Pero no, Jesús, Palabra encarnada, ha querido que sus palabras se encarnaran de nuevo en la
materialidad, que nos liga a esta tierra. Lo que celebramos cotidianamente en la Eucaristía es una
tradición que, recibida de los Apóstoles (nos lo recuerda hoy Pablo), proviene directamente del
Señor y nos pone en comunión real con su muerte y resurrección.
Todos conocemos eso que se dice de que “la religión es el opio del pueblo”. El opio nos hace
dormir y volar, aunque sea de modo ficticio. Podríamos decir que se trataría de un opio más, pues
el ser humano trata de evadirse de muchas maneras y con muy diversos opios de las durezas de la
vida. También el ocio, el deporte, la política, internet y las redes sociales y tantas otras cosas
pueden ejercer y ejercen con frecuencia (y en mucha mayor medida que la religión) esa función
adormecedora y alienante de la realidad. Pero, si atendemos a la fuerte llamada que recibimos hoy
en esta fiesta, deberemos concluir que la fe cristiana no tiene nada de opiáceo y, más bien, es una
fuerte sacudida que nos quiere despertar, para que abramos los ojos y miremos de cara a las
necesidades que nos acucian hoy, a nosotros y a nuestros semejantes.
El cristianismo es la religión del pan y del vino, de las necesidades reales que nos afligen (y a las
que debemos atender y no olvidar) y de las alegrías que podemos experimentar en este mundo (y
en las que Jesús también ha participado con nosotros). No nos saca de la concreción de la vida
cotidiana, sino que Dios mismo viene a ella, a compartirla con nosotros. Es verdad que, al hacerlo
así, en el misterio de la Encarnación, transforma esa realidad concreta, porque hace presente en
ella la divinidad. Pero ¿cómo? El pan y el vino se convierten en Cuerpo y Sangre de Cristo. El
cristianismo no es la religión sólo del Espíritu, sino también y de manera esencial, la religión de
la carne, del cuerpo (y de la sangre). Sabemos que el pan es con frecuencia símbolo de necesidades
que llevan al conflicto, a la guerra, a la exclusión y al choque, y, en consecuencia, los cuerpos se
combaten hasta el derramamiento de sangre. Pero en Cristo, por esa transubstanciación eucarística,
el pan se convierte en cuerpo entregado, que derrama voluntariamente su propia sangre para
reconciliarnos con Dios (nuestro Padre) y entre nosotros (constituidos así en hermanos).
Cuando comemos el pan de la Eucaristía y bebemos de su cáliz, proclamamos la muerte de Cristo
“hasta que vuelva”, nos recuerda Pablo.

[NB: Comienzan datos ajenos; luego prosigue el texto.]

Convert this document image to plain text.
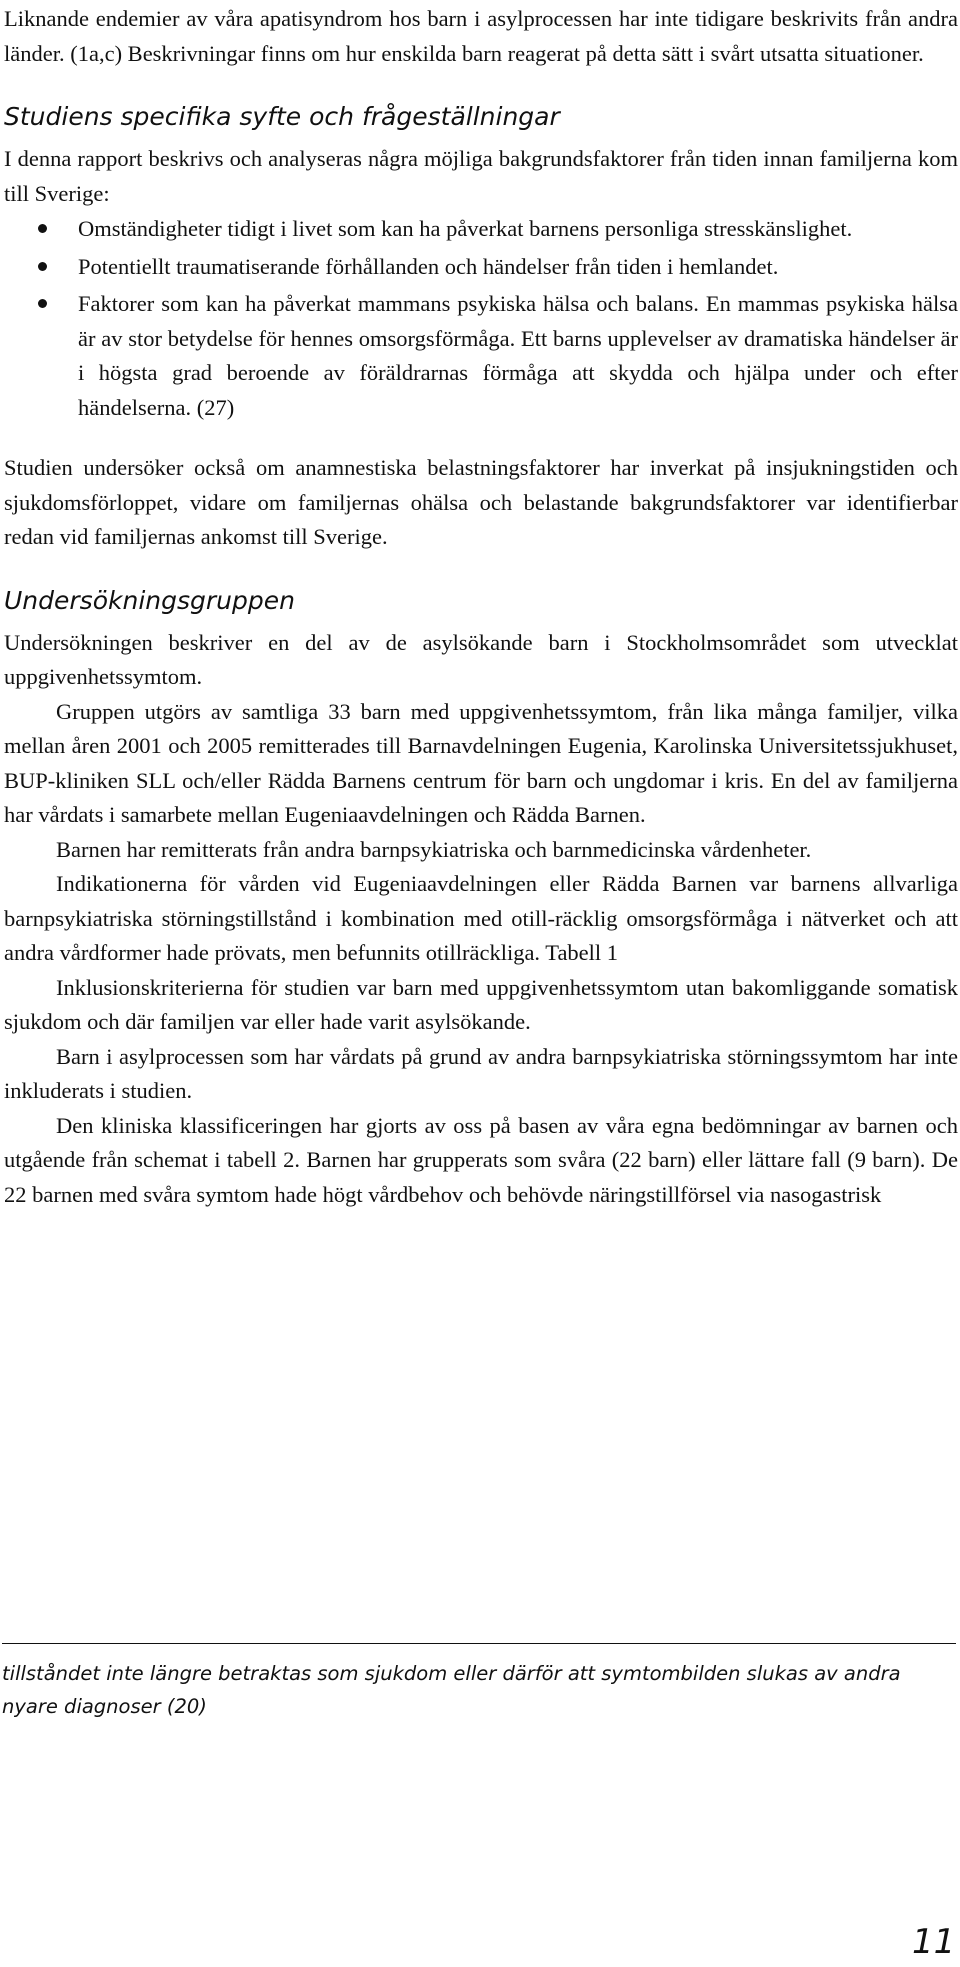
Liknande endemier av våra apatisyndrom hos barn i asylprocessen har inte tidigare beskrivits från andra länder. (1a,c) Beskrivningar finns om hur enskilda barn reagerat på detta sätt i svårt utsatta situationer.

Studiens specifika syfte och frågeställningar

I denna rapport beskrivs och analyseras några möjliga bakgrundsfaktorer från tiden innan familjerna kom till Sverige:

Omständigheter tidigt i livet som kan ha påverkat barnens personliga stresskänslighet.

Potentiellt traumatiserande förhållanden och händelser från tiden i hemlandet.

Faktorer som kan ha påverkat mammans psykiska hälsa och balans. En mammas psykiska hälsa är av stor betydelse för hennes omsorgsförmåga. Ett barns upplevelser av dramatiska händelser är i högsta grad beroende av föräldrarnas förmåga att skydda och hjälpa under och efter händelserna. (27)

Studien undersöker också om anamnestiska belastningsfaktorer har inverkat på insjukningstiden och sjukdomsförloppet, vidare om familjernas ohälsa och belastande bakgrundsfaktorer var identifierbar redan vid familjernas ankomst till Sverige.

Undersökningsgruppen

Undersökningen beskriver en del av de asylsökande barn i Stockholmsområdet som utvecklat uppgivenhetssymtom.

Gruppen utgörs av samtliga 33 barn med uppgivenhetssymtom, från lika många familjer, vilka mellan åren 2001 och 2005 remitterades till Barnavdelningen Eugenia, Karolinska Universitetssjukhuset, BUP-kliniken SLL och/eller Rädda Barnens centrum för barn och ungdomar i kris. En del av familjerna har vårdats i samarbete mellan Eugeniaavdelningen och Rädda Barnen.

Barnen har remitterats från andra barnpsykiatriska och barnmedicinska vårdenheter.

Indikationerna för vården vid Eugeniaavdelningen eller Rädda Barnen var barnens allvarliga barnpsykiatriska störningstillstånd i kombination med otill-räcklig omsorgsförmåga i nätverket och att andra vårdformer hade prövats, men befunnits otillräckliga. Tabell 1

Inklusionskriterierna för studien var barn med uppgivenhetssymtom utan bakomliggande somatisk sjukdom och där familjen var eller hade varit asylsökande.

Barn i asylprocessen som har vårdats på grund av andra barnpsykiatriska störningssymtom har inte inkluderats i studien.

Den kliniska klassificeringen har gjorts av oss på basen av våra egna bedömningar av barnen och utgående från schemat i tabell 2. Barnen har grupperats som svåra (22 barn) eller lättare fall (9 barn). De 22 barnen med svåra symtom hade högt vårdbehov och behövde näringstillförsel via nasogastrisk

tillståndet inte längre betraktas som sjukdom eller därför att symtombilden slukas av andra nyare diagnoser (20)
11
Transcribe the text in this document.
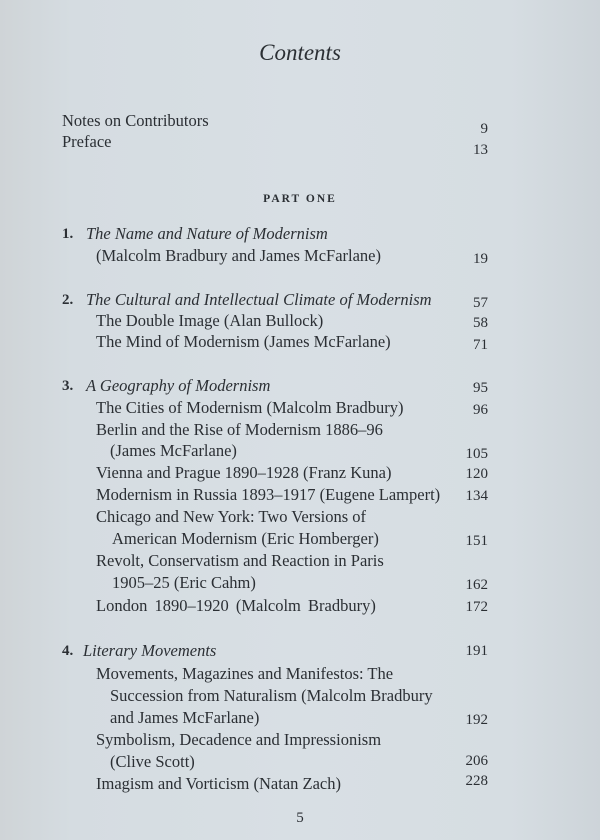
Contents
Notes on Contributors	9
Preface	13
PART ONE
1. The Name and Nature of Modernism
(Malcolm Bradbury and James McFarlane)	19
2. The Cultural and Intellectual Climate of Modernism	57
The Double Image (Alan Bullock)	58
The Mind of Modernism (James McFarlane)	71
3. A Geography of Modernism	95
The Cities of Modernism (Malcolm Bradbury)	96
Berlin and the Rise of Modernism 1886–96
(James McFarlane)	105
Vienna and Prague 1890–1928 (Franz Kuna)	120
Modernism in Russia 1893–1917 (Eugene Lampert) 134
Chicago and New York: Two Versions of
American Modernism (Eric Homberger)	151
Revolt, Conservatism and Reaction in Paris
1905–25 (Eric Cahm)	162
London 1890–1920 (Malcolm Bradbury)	172
4. Literary Movements	191
Movements, Magazines and Manifestos: The
Succession from Naturalism (Malcolm Bradbury
and James McFarlane)	192
Symbolism, Decadence and Impressionism
(Clive Scott)	206
Imagism and Vorticism (Natan Zach)	228
5
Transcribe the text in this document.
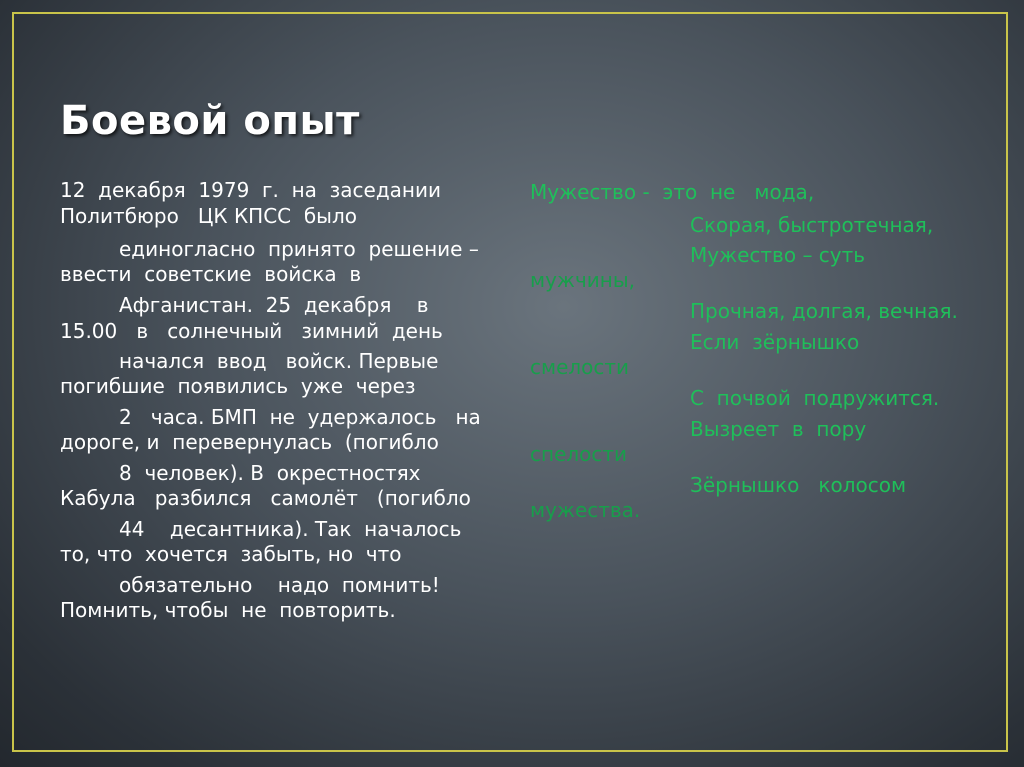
Боевой опыт
12  декабря  1979  г.  на  заседании
Политбюро   ЦК КПСС  было
единогласно  принято  решение –
ввести  советские  войска  в
Афганистан.  25  декабря    в
15.00   в   солнечный   зимний  день
начался  ввод   войск. Первые
погибшие  появились  уже  через
2   часа. БМП  не  удержалось   на
дороге, и  перевернулась  (погибло
8  человек). В  окрестностях
Кабула   разбился   самолёт   (погибло
44    десантника). Так  началось
то, что  хочется  забыть, но  что
обязательно    надо  помнить!
Помнить, чтобы  не  повторить.
Мужество -  это  не   мода,
Скорая, быстротечная,
Мужество – суть
мужчины,
Прочная, долгая, вечная.
Если  зёрнышко
смелости
С  почвой  подружится.
Вызреет  в  пору
спелости
Зёрнышко   колосом
мужества.
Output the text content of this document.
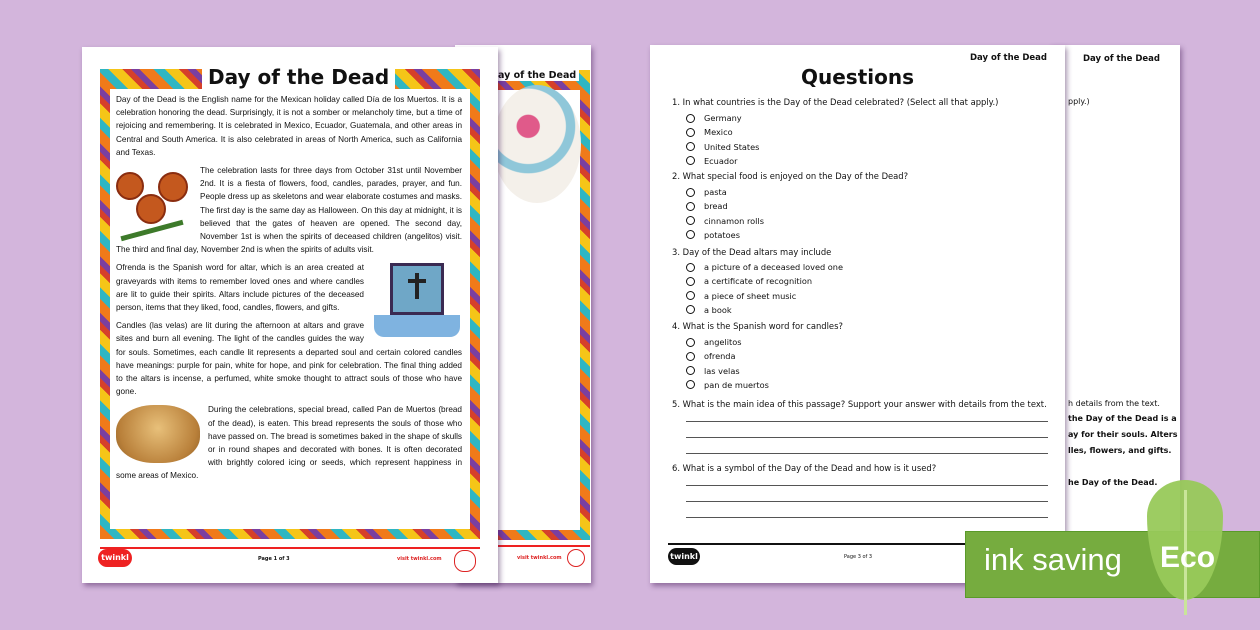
ay of the Dead
visit twinkl.com
Day of the Dead

Day of the Dead is the English name for the Mexican holiday called Día de los Muertos. It is a celebration honoring the dead. Surprisingly, it is not a somber or melancholy time, but a time of rejoicing and remembering. It is celebrated in Mexico, Ecuador, Guatemala, and other areas in Central and South America. It is also celebrated in areas of North America, such as California and Texas.

The celebration lasts for three days from October 31st until November 2nd. It is a fiesta of flowers, food, candles, parades, prayer, and fun. People dress up as skeletons and wear elaborate costumes and masks. The first day is the same day as Halloween. On this day at midnight, it is believed that the gates of heaven are opened. The second day, November 1st is when the spirits of deceased children (angelitos) visit. The third and final day, November 2nd is when the spirits of adults visit.

Ofrenda is the Spanish word for altar, which is an area created at graveyards with items to remember loved ones and where candles are lit to guide their spirits. Altars include pictures of the deceased person, items that they liked, food, candles, flowers, and gifts.

Candles (las velas) are lit during the afternoon at altars and grave sites and burn all evening. The light of the candles guides the way for souls. Sometimes, each candle lit represents a departed soul and certain colored candles have meanings: purple for pain, white for hope, and pink for celebration. The final thing added to the altars is incense, a perfumed, white smoke thought to attract souls of those who have gone.

During the celebrations, special bread, called Pan de Muertos (bread of the dead), is eaten. This bread represents the souls of those who have passed on. The bread is sometimes baked in the shape of skulls or in round shapes and decorated with bones. It is often decorated with brightly colored icing or seeds, which represent happiness in some areas of Mexico.

twinkl	Page 1 of 3	visit twinkl.com
Day of the Dead
pply.)
h details from the text.
the Day of the Dead is a
ay for their souls. Alters
lles, flowers, and gifts.
he Day of the Dead.
Day of the Dead
Questions
1. In what countries is the Day of the Dead celebrated? (Select all that apply.)
Germany
Mexico
United States
Ecuador
2. What special food is enjoyed on the Day of the Dead?
pasta
bread
cinnamon rolls
potatoes
3. Day of the Dead altars may include
a picture of a deceased loved one
a certificate of recognition
a piece of sheet music
a book
4. What is the Spanish word for candles?
angelitos
ofrenda
las velas
pan de muertos
5. What is the main idea of this passage? Support your answer with details from the text.
6. What is a symbol of the Day of the Dead and how is it used?
twinkl	Page 3 of 3	ink saving Eco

Es decir, hacemos nuestra esa muerte, ese modo de vida
entregada, que nos despierta de sueños y evasiones, nos sacude para que abramos los ojos ante las
necesidades reales de nuestros hermanos, y abre nuestros oídos a su Palabra, que nos llama a no
dormir, a no evadirnos, a poner manos a la obra: “dadles vosotros de comer”. Cuando compartimos
nuestro pan, cuando renunciamos a parte de él para dar de comer al hambriento, no solo no nos
evadimos de la realidad, sino que trabajamos para mejorarla y “contagiamos” de la
transubstanciación eucarística la materialidad de nuestro mundo, haciendo de la historia
tormentosa de la humanidad historia de salvación, abriendo vías para que el Señor vuelva.
Lejos de olvidarnos de las necesidades concretas de este mundo, la materialidad del pan se
convierte en un signo real de la verdadera existencia en el Espíritu. El pan por el que tantas veces
luchamos y nos enfrentamos, se hace signo de bendición, símbolo y realidad de la presencia
corporal de Cristo, un pan compartido con el que atendemos las necesidades de nuestros hermanos,
y gracias al cual el cuerpo y el espíritu viven reconciliados.